En Jezus, terstond de hand uitstekende, greep hem aan, en zei tot hem: Gij kleingelovige! waarom hebt gij getwijfeld?” (1) Matt. 14:31
Onze Heere richtte geen vraag tot de twijfelaar, voordat Hij de zinkende had gered.
Zijn bestraffingen geschieden immer ter rechter tijd.
Die vraag was niet slechts wel verdiend als een bestraffing, zij was ook zeer bijzonder leerrijk, en is ongetwijfeld in latere jaren dikwijls nuttig geweest.
Als de genade van het geloof werkelijk tegenwoordig is, dan moet de twijfel rekenschap geven van zichzelf, en dan zal hij moeten sterven, zo hij zich niet kan verdedigen.
O, dat hij terstond mocht sterven in ons!
Wij zullen de vraag van onze tekst voorleggen aan de twee grote klassen, waarin de mensen verdeeld zijn.
I. Waarom hebt gij, o Christen, getwijfeld?
1. Laat ons enige veronderstelde geldige redenen noemen.

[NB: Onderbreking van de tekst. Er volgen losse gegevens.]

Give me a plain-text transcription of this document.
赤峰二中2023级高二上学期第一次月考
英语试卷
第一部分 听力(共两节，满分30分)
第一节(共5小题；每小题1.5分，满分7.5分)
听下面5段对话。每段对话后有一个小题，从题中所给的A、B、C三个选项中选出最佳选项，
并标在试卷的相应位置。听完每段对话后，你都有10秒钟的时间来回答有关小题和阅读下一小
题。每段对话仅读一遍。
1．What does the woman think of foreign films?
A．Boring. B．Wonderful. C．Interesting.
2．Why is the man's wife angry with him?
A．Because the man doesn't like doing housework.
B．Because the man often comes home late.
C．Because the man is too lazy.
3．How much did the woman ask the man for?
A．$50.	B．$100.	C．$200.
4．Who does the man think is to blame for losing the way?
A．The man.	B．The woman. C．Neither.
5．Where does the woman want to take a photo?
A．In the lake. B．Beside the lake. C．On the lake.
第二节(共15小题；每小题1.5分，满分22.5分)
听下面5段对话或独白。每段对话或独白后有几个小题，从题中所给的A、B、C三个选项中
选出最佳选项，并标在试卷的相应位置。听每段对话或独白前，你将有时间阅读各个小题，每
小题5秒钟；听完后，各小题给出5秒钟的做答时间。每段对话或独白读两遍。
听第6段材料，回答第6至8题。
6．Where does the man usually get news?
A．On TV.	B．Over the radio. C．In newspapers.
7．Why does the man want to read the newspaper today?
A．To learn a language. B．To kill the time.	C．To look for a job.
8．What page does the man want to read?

Hebt gij ooit de ervaring opgedaan van verbroken beloften?
Is het kwaad, dat u heden treft, boven het bereik van Gods almacht? Zijn de beloften afgeschaft? Zijn de bedoelingen van de genade vernietigd? Is God zelf veranderd? Houdt zijn goedertierenheid in eeuwigheid op? Geen enkele van deze veronderstelde redenen bestaat.
2. Laat ons uw werkelijke redenen horen; indien gij ze kunt noemen.
Mijn bewustheid van schuld is zeer bijzonder diep en helder. Mijn aangeboren zonde is met ontzettende heftigheid in mij opgekomen. Mijn tekortkomingen rechtvaardigen vertwijfeling, als ik ze vergelijk bij hetgeen door anderen wordt gedaan, en bij hetgeen ik zou behoren te doen.
Mijn beproevingen zijn zo eigenaardig, zo zwaar, zo langdurig, zo van allerlei aard. De moed ontzinkt mij. Ik ben er niet langer tegen bestand. Mijn vrees voorspelt mij nog groter kwaad, en dreigt mij met een algehele ondergang. Vele van deze of dergelijke onvoldoende redeneringen benevelen het verstand, en het kan goed wezen om ze eens van nabij te beschouwen, ten einde ze te kunnen ontzenuwen.
3. Laat ons deze redeneringen uit andere oogpunten bekijken.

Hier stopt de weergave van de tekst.